J'en étais à me dire que mon verre était dû pour un nouveau remplissage lorsque Sylvain, ce cousin qui m'a toujours trouvé si jolie que c'en est presque gênant, s'est approché de moi accompagné d'un homme d'environ mon âge qui ne faisait clairement pas partie de la famille. Sylvain allait commencer les présentations quand j'ai pris la peine de regarder son invité que j'ai immédiatement reconnu : « Bonjour monsieur DiMarco, aie-je dit souriante, qu'est-ce que tu fais ici? » Je n'avais pas vu ce mec depuis mes années d'école secondaire. Époque lors de laquelle son année de plus que la mienne pesait lourd dans la balance. À l'époque, il faisait partie du cercle des personnes populaires que tout le monde voulait intégrer. Moi la première. Mais quoique je regardais avec envie cette élite se mouvoir avec assurance, je me refusais de l'intégrer à n'importe quel prix, surtout pas celui de mon intégrité. Par conséquence, j'étais mal perçue par ses membres et les autres élèves aussi.

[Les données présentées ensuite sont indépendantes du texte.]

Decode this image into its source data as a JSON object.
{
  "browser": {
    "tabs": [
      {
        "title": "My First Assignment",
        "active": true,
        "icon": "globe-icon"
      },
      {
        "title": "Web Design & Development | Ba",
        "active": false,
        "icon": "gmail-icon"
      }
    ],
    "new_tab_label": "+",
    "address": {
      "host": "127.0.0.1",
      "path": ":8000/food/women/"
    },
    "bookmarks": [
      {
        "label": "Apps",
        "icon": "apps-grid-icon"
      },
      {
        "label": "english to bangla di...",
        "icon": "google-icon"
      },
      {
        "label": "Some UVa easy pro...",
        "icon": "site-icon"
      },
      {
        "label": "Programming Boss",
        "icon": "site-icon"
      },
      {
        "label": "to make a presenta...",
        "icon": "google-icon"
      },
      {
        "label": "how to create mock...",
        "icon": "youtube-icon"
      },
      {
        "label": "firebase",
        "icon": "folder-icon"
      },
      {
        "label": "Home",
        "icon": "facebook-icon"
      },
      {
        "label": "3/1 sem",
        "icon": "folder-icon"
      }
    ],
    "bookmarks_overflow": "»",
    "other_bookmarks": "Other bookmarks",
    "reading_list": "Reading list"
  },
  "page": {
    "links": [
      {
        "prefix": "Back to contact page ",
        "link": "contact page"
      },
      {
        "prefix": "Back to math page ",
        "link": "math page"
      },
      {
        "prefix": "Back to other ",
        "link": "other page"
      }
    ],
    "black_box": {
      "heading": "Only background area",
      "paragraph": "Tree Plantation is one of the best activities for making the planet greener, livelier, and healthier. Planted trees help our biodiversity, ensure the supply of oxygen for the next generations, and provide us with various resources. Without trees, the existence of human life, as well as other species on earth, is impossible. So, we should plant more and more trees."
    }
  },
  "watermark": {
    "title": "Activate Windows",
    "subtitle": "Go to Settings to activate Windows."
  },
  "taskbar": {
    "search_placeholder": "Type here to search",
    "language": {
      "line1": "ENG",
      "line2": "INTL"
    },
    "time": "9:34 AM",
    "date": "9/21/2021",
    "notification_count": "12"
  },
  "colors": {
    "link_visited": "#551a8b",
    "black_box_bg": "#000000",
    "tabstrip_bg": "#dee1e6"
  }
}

DiMarco (Sébastien de son prénom) arborait un sourire condescendant toutes les fois où nous nous croisions. Il faisait régulièrement courir la rumeur que j'avais un gros béguin pour lui. Ce qui lui permettait de me regarder de haut, donnant l'impression que je lui faisait pitié, avec mon amour autant inassouvi qu'impossible pour sa petite personne. Ça me faisait enrager tellement fort que je virais rouge dès qu'il m'adressait la parole. Confirmant ainsi pour les observateurs extérieurs qu'il disait vrai. Je n'ai jamais été forte sur la vengeance, je ne la cherche pas. Par contre, je suis capable de retourner une situation à mon avantage dès que l'occasion se présente, quelquefois, après bien du temps. Dans ce party de famille où l'on fêtait à la fois Noël et le Nouvel An, je m'amusais bien de le voir si surpris de me retrouver-là, à presque vingt ans de distance. Il m'a expliqué qu'il avait été invité pour accompagner les musiciens à la basse. Je n'ai rien répondu en descendant mon perchoir pour aller chercher le vin dont j'avais envie avant que Sylvain et Sébastien ne surgissent devant moi.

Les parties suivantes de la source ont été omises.